Protein Folds and Protein Fold Classification

Fold assignment usually follows after assignment of secondary structure. Fold analysis may reveal evolutionary relationships, which sometimes are difficult to detect at the sequence level, it may also help a better understanding of the mechanism of function of a protein, its activity and biological role. Study of the relationships between the amino acid sequence and the fold may also reveal deeper insights into the fundamental principles of protein structure, and may aid, e.g. in the design of new proteins with pre-defined structure and activity.

The relationship between the amino acid sequence and the three-dimensional structure of a protein is not unique – a large number of modifications in the sequence within a protein family can be tolerated and will result in a similar 3D structure. The higher degree of conservation of the three-dimensional structure, compared to sequence conservation, is a prerequisite for the function of a protein (structure is function!). By other words, the constraints put during evolution by Nature on the three-dimensional structure are much tighter than those put on the amino acid sequence. There are special techniques used to compare 3D structures and to judge the degree of similarity between them. Some discussion on this subject may be found in the homology modeling chapter.

A protein fold is defined by the arrangement of the secondary structure elements of the structure relative to each other in space. Some folds have already been mentioned in the previous section on protein motifs. The 4-helix bundle and the TIM barrel, mentioned earlier, are two types of very common protein folds. The amino acid sequences of proteins forming these two folds do not need to have any evolutionary relationships. Another example of a protein fold is the coenzyme-binding domain of some dehydrogenases, which adopts the so called Rossman fold, named after Michael G. Rossmann, a protein crystallographer who solved one of the very first structures with this type of fold. It is also the only protein fold named after the person who was first to discover it:

Rossman fold illustration
alcohol dehydrogenase domain

In this figure on the left a schematic presentation of the Rossmann fold. On the right the nucleotide binding domain of liver alcohol dehydrogenase is shown. Notice the central parallel β-sheet (shown in yellow) flanked by α-helices on both sides of its plane. There are of course many more types of protein folds, but how many in total? Taking into account the huge number of amino acid sequences, one would expect a high number of different folds. But in reality the number of folds is limited. Nature has re-used the same fold again and again for performing totally new functions. To check statistics on protein folds we can simply go to the Protein Databank (PDB) and click the PDB Statistics link on the right upper corner. This will bring us to a page where among other stuff the following two options are shown:

• Folds As Defined By SCOP
• Topologies As Defined By CATH

SCOP and CATH are the two databases generally accepted as the two main authorities in the world of fold classification. According to SCOP there are 1393 different folds. Also notice the graph, the last time a new fold was identified was 2008:

Number of protein folds defined as by SCOP

The next graph shows the folds identified by CATH database, a total of 1282 folds:

Number of protein folds as defined by CATH

Apparently the two databases use slightly different ways for fold definitions and classification, which results in different total numbers of folds.
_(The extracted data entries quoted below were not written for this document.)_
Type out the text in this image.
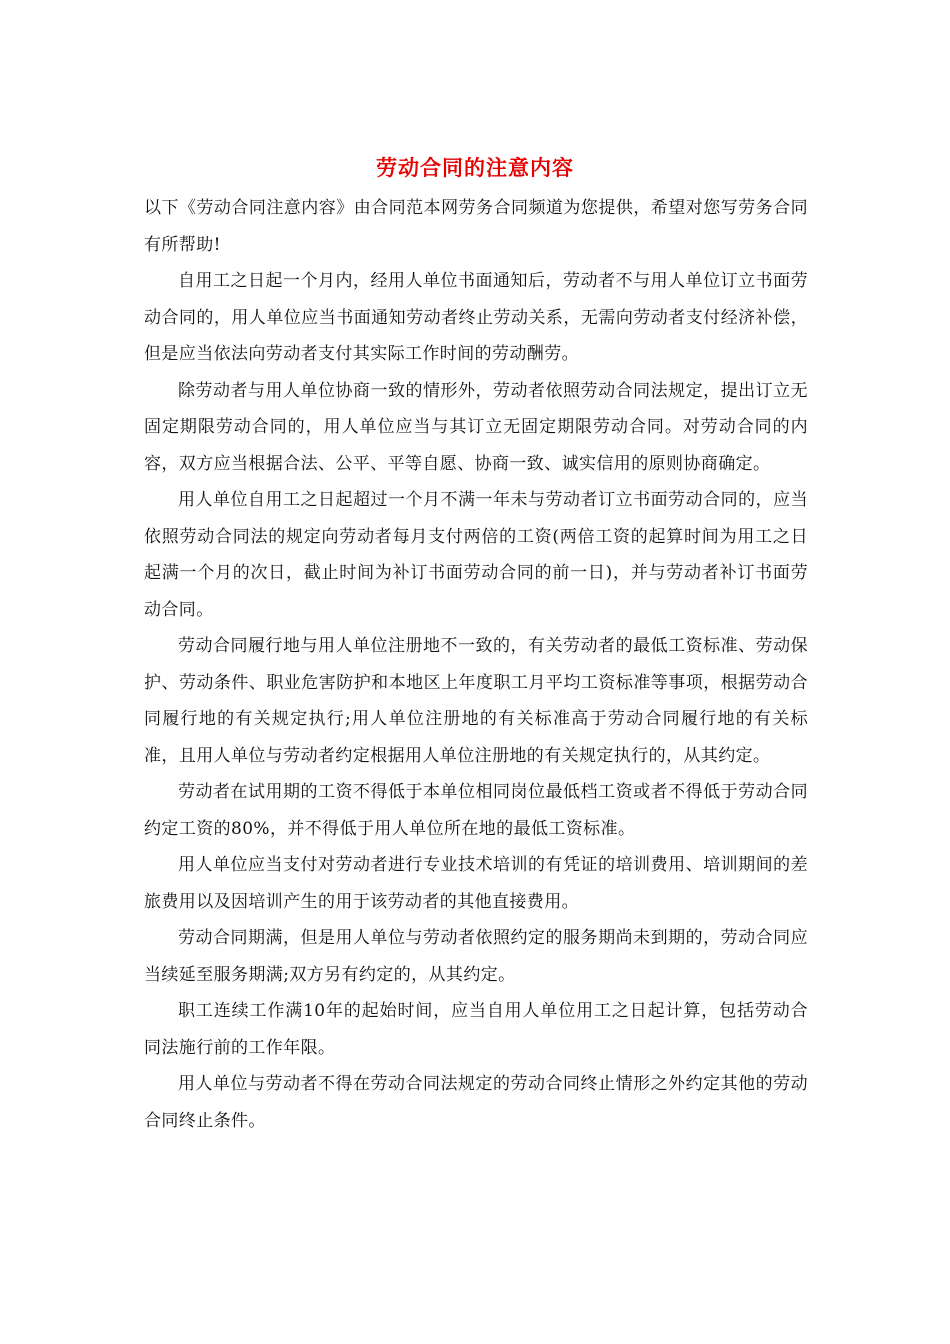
劳动合同的注意内容

以下《劳动合同注意内容》由合同范本网劳务合同频道为您提供，希望对您写劳务合同有所帮助!

自用工之日起一个月内，经用人单位书面通知后，劳动者不与用人单位订立书面劳动合同的，用人单位应当书面通知劳动者终止劳动关系，无需向劳动者支付经济补偿，但是应当依法向劳动者支付其实际工作时间的劳动酬劳。

除劳动者与用人单位协商一致的情形外，劳动者依照劳动合同法规定，提出订立无固定期限劳动合同的，用人单位应当与其订立无固定期限劳动合同。对劳动合同的内容，双方应当根据合法、公平、平等自愿、协商一致、诚实信用的原则协商确定。

用人单位自用工之日起超过一个月不满一年未与劳动者订立书面劳动合同的，应当依照劳动合同法的规定向劳动者每月支付两倍的工资(两倍工资的起算时间为用工之日起满一个月的次日，截止时间为补订书面劳动合同的前一日)，并与劳动者补订书面劳动合同。

劳动合同履行地与用人单位注册地不一致的，有关劳动者的最低工资标准、劳动保护、劳动条件、职业危害防护和本地区上年度职工月平均工资标准等事项，根据劳动合同履行地的有关规定执行;用人单位注册地的有关标准高于劳动合同履行地的有关标准，且用人单位与劳动者约定根据用人单位注册地的有关规定执行的，从其约定。

劳动者在试用期的工资不得低于本单位相同岗位最低档工资或者不得低于劳动合同约定工资的80%，并不得低于用人单位所在地的最低工资标准。

用人单位应当支付对劳动者进行专业技术培训的有凭证的培训费用、培训期间的差旅费用以及因培训产生的用于该劳动者的其他直接费用。

劳动合同期满，但是用人单位与劳动者依照约定的服务期尚未到期的，劳动合同应当续延至服务期满;双方另有约定的，从其约定。

职工连续工作满10年的起始时间，应当自用人单位用工之日起计算，包括劳动合同法施行前的工作年限。

用人单位与劳动者不得在劳动合同法规定的劳动合同终止情形之外约定其他的劳动合同终止条件。
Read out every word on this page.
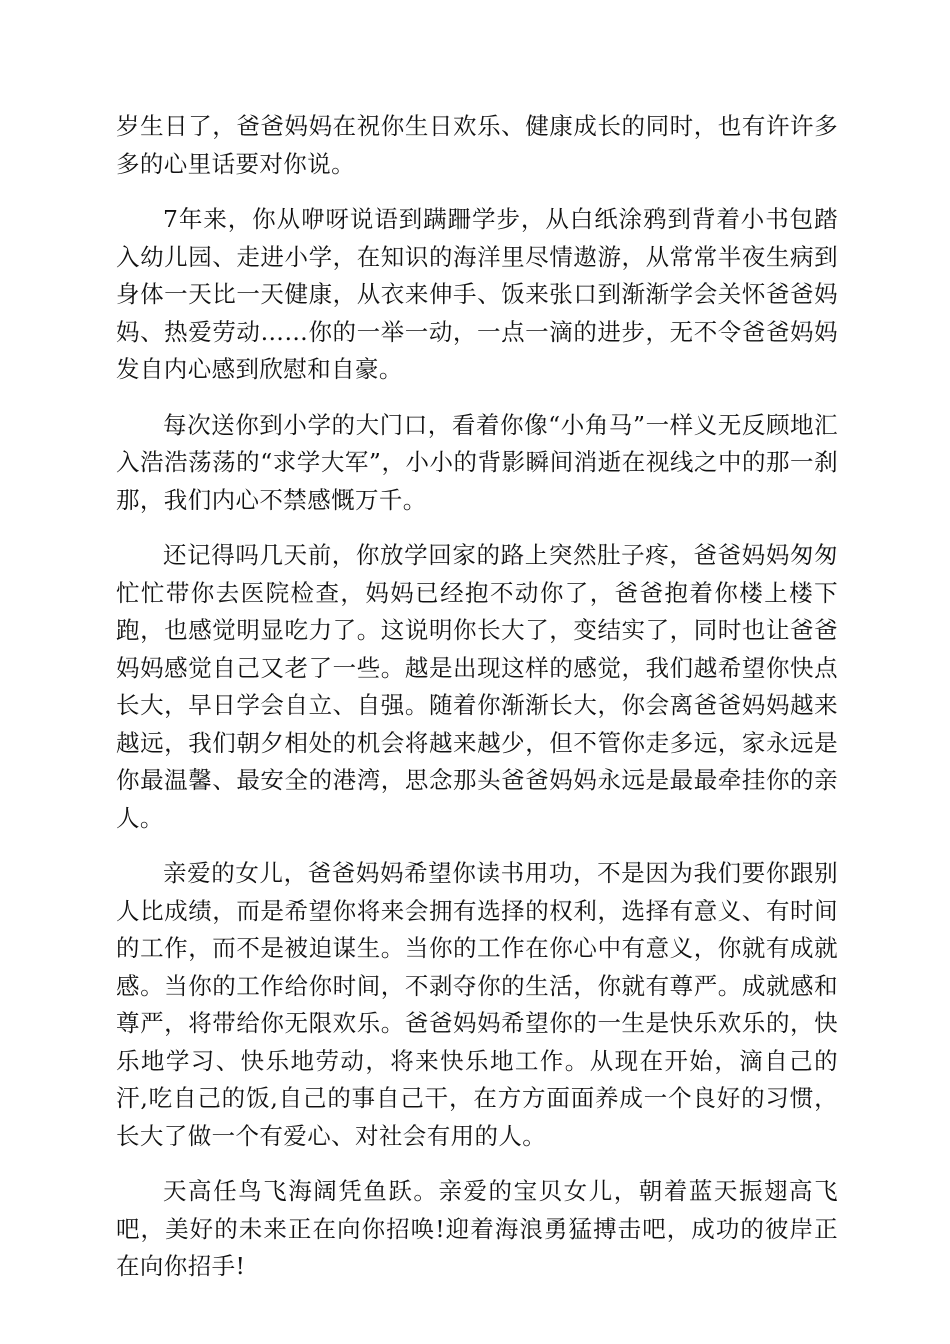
岁生日了，爸爸妈妈在祝你生日欢乐、健康成长的同时，也有许许多多的心里话要对你说。

7年来，你从咿呀说语到蹒跚学步，从白纸涂鸦到背着小书包踏入幼儿园、走进小学，在知识的海洋里尽情遨游，从常常半夜生病到身体一天比一天健康，从衣来伸手、饭来张口到渐渐学会关怀爸爸妈妈、热爱劳动……你的一举一动，一点一滴的进步，无不令爸爸妈妈发自内心感到欣慰和自豪。

每次送你到小学的大门口，看着你像“小角马”一样义无反顾地汇入浩浩荡荡的“求学大军”，小小的背影瞬间消逝在视线之中的那一刹那，我们内心不禁感慨万千。

还记得吗几天前，你放学回家的路上突然肚子疼，爸爸妈妈匆匆忙忙带你去医院检查，妈妈已经抱不动你了，爸爸抱着你楼上楼下跑，也感觉明显吃力了。这说明你长大了，变结实了，同时也让爸爸妈妈感觉自己又老了一些。越是出现这样的感觉，我们越希望你快点长大，早日学会自立、自强。随着你渐渐长大，你会离爸爸妈妈越来越远，我们朝夕相处的机会将越来越少，但不管你走多远，家永远是你最温馨、最安全的港湾，思念那头爸爸妈妈永远是最最牵挂你的亲人。

亲爱的女儿，爸爸妈妈希望你读书用功，不是因为我们要你跟别人比成绩，而是希望你将来会拥有选择的权利，选择有意义、有时间的工作，而不是被迫谋生。当你的工作在你心中有意义，你就有成就感。当你的工作给你时间，不剥夺你的生活，你就有尊严。成就感和尊严，将带给你无限欢乐。爸爸妈妈希望你的一生是快乐欢乐的，快乐地学习、快乐地劳动，将来快乐地工作。从现在开始，滴自己的汗,吃自己的饭,自己的事自己干，在方方面面养成一个良好的习惯，长大了做一个有爱心、对社会有用的人。

天高任鸟飞海阔凭鱼跃。亲爱的宝贝女儿，朝着蓝天振翅高飞吧，美好的未来正在向你招唤!迎着海浪勇猛搏击吧，成功的彼岸正在向你招手!
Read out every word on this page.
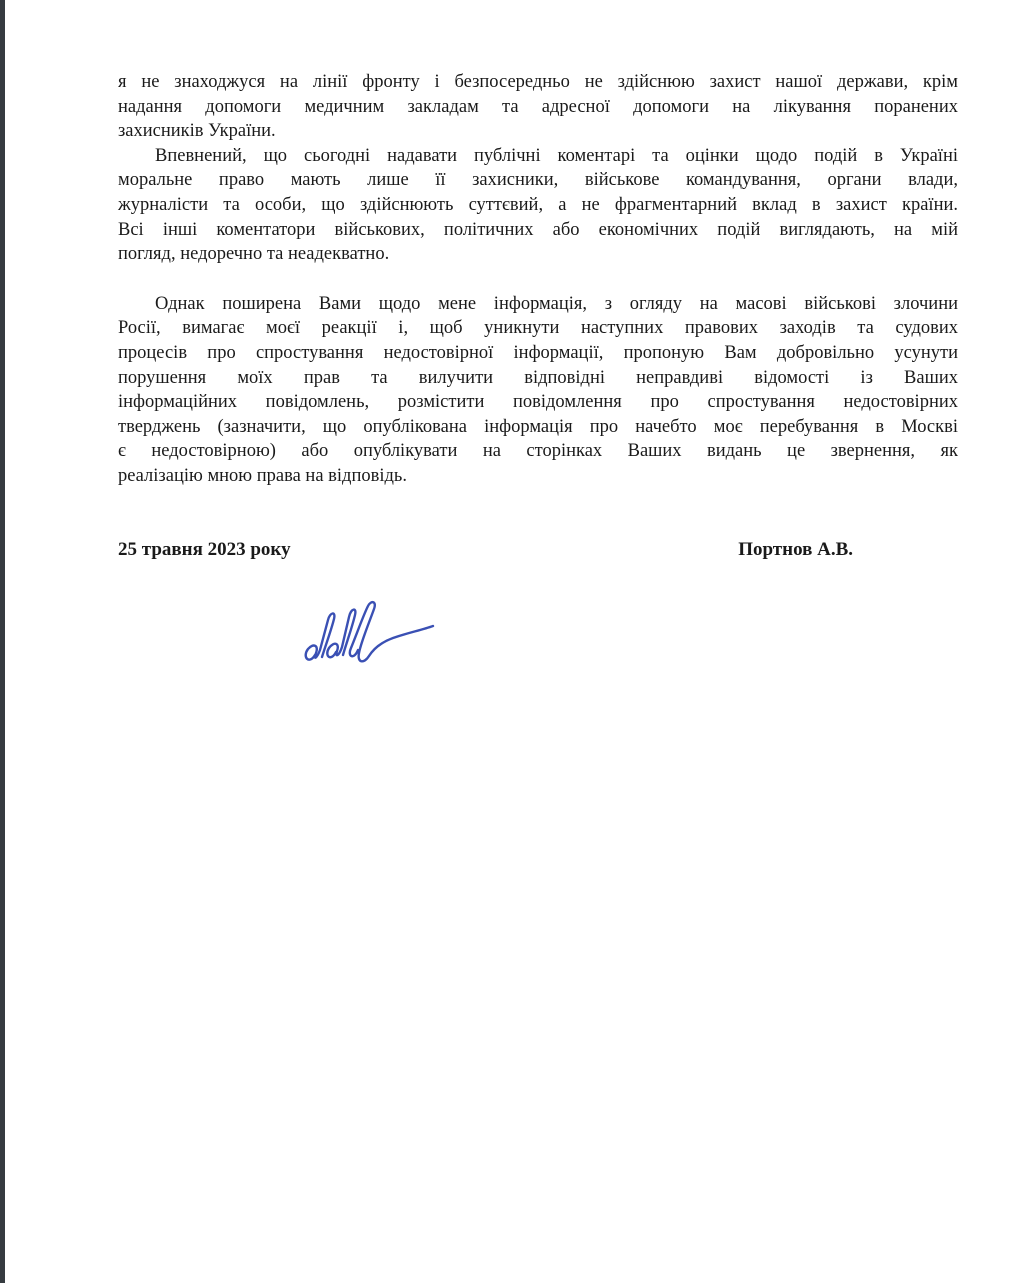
я не знаходжуся на лінії фронту і безпосередньо не здійснюю захист нашої держави, крім
надання допомоги медичним закладам та адресної допомоги на лікування поранених
захисників України.

Впевнений, що сьогодні надавати публічні коментарі та оцінки щодо подій в Україні
моральне право мають лише її захисники, військове командування, органи влади,
журналісти та особи, що здійснюють суттєвий, а не фрагментарний вклад в захист країни.
Всі інші коментатори військових, політичних або економічних подій виглядають, на мій
погляд, недоречно та неадекватно.

Однак поширена Вами щодо мене інформація, з огляду на масові військові злочини
Росії, вимагає моєї реакції і, щоб уникнути наступних правових заходів та судових
процесів про спростування недостовірної інформації, пропоную Вам добровільно усунути
порушення моїх прав та вилучити відповідні неправдиві відомості із Ваших
інформаційних повідомлень, розмістити повідомлення про спростування недостовірних
тверджень (зазначити, що опублікована інформація про начебто моє перебування в Москві
є недостовірною) або опублікувати на сторінках Ваших видань це звернення, як
реалізацію мною права на відповідь.

25 травня 2023 року	Портнов А.В.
It is also interesting to note that during the recent years essentially no new folds have been discovered. Have we reached the limit? There is probably still a chance that some new folds will be discovered.
Since many proteins contain several domains with different folds, one could ask: What is actually being classified by these databases? The answer is the "simplest", or sometimes also called the "independent" folding unit of a protein − a domain. Knowing the fold of the different domains in a protein molecule is important in many cases. For example, in homology modeling we need to have a clear idea about the number of
domains in a protein and the type of folds they have.